Те из их племени, которым посчастливилось находиться за тысячи километров и узнать обо всем из радио и газет, потом доказывали, что они не такие, они бы ни за что не пошли как бараны на бойню: “Мы бы сражались!” Нет, конечно. Но они так думают, потому что их там не было. Тем, которые сумели выбраться и добраться после войны до Израиля, пришлось потом многое выслушать за свою покорность от своих же. И они начали… оправдываться. Тогда у каждого нашлись аргументы оправдать именно свое повиновение, но не выжившего соседа. Это было не сожаление, не попытки самоанализа, а громкие обвинения друг друга, настолько громкие, что глушили чувство горечи и осознания собственного бездействия. Да, тема покорности – неприятная, неудобная и вызывает агрессию у этих бывших агнцев, святых без нимба. И я копаюсь в этом дерьме только по одной причине. Я хочу понять, удалось бы нам без той покорности… то, что удалось? И вопрос еще противнее. Удалось бы нам это без покорности немецкого народа? Это качество было и у нас, и у них и совершенно нас уравнивало.

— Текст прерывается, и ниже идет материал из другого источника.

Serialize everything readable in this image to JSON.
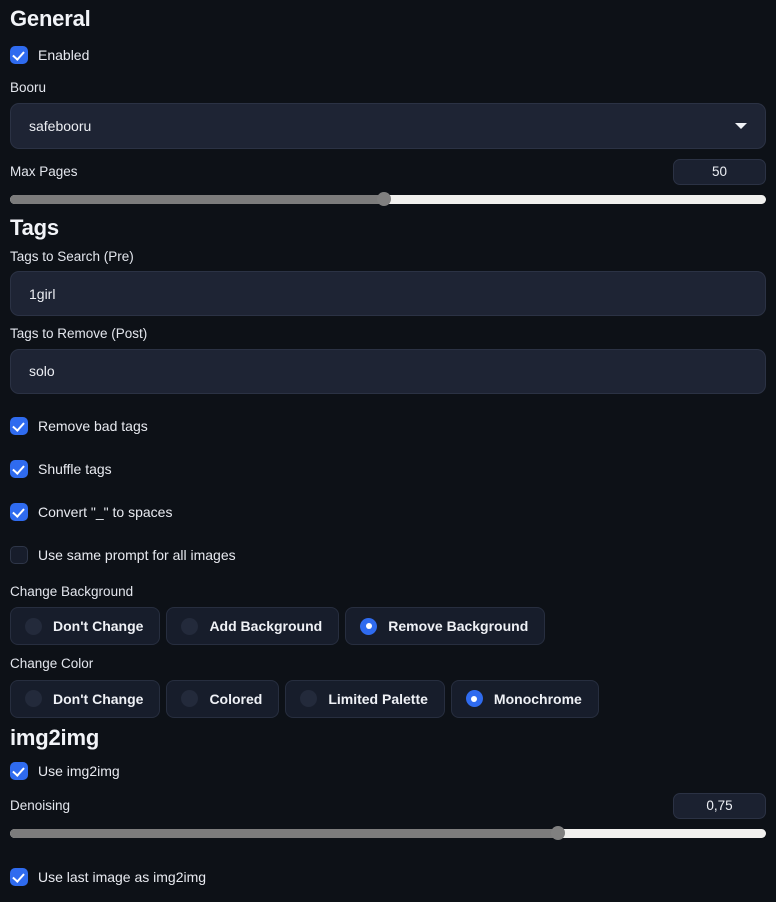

Я вижу эти угрюмые орды, идущие на добровольное заклание. Мы указывали им, куда приклонить головы, и они послушно ложились на еще теплые окровавленные трупы, безропотно опускали головы и ждали выстрела. Нескончаемые колонны голых людей шаг за шагом все ближе ко мне, они несут маленьких детей на руках, у меня рябит в глазах, они как песок, который скребет мою пораженную катарактой склеру. Каждое тело – мое молчаливое проклятие.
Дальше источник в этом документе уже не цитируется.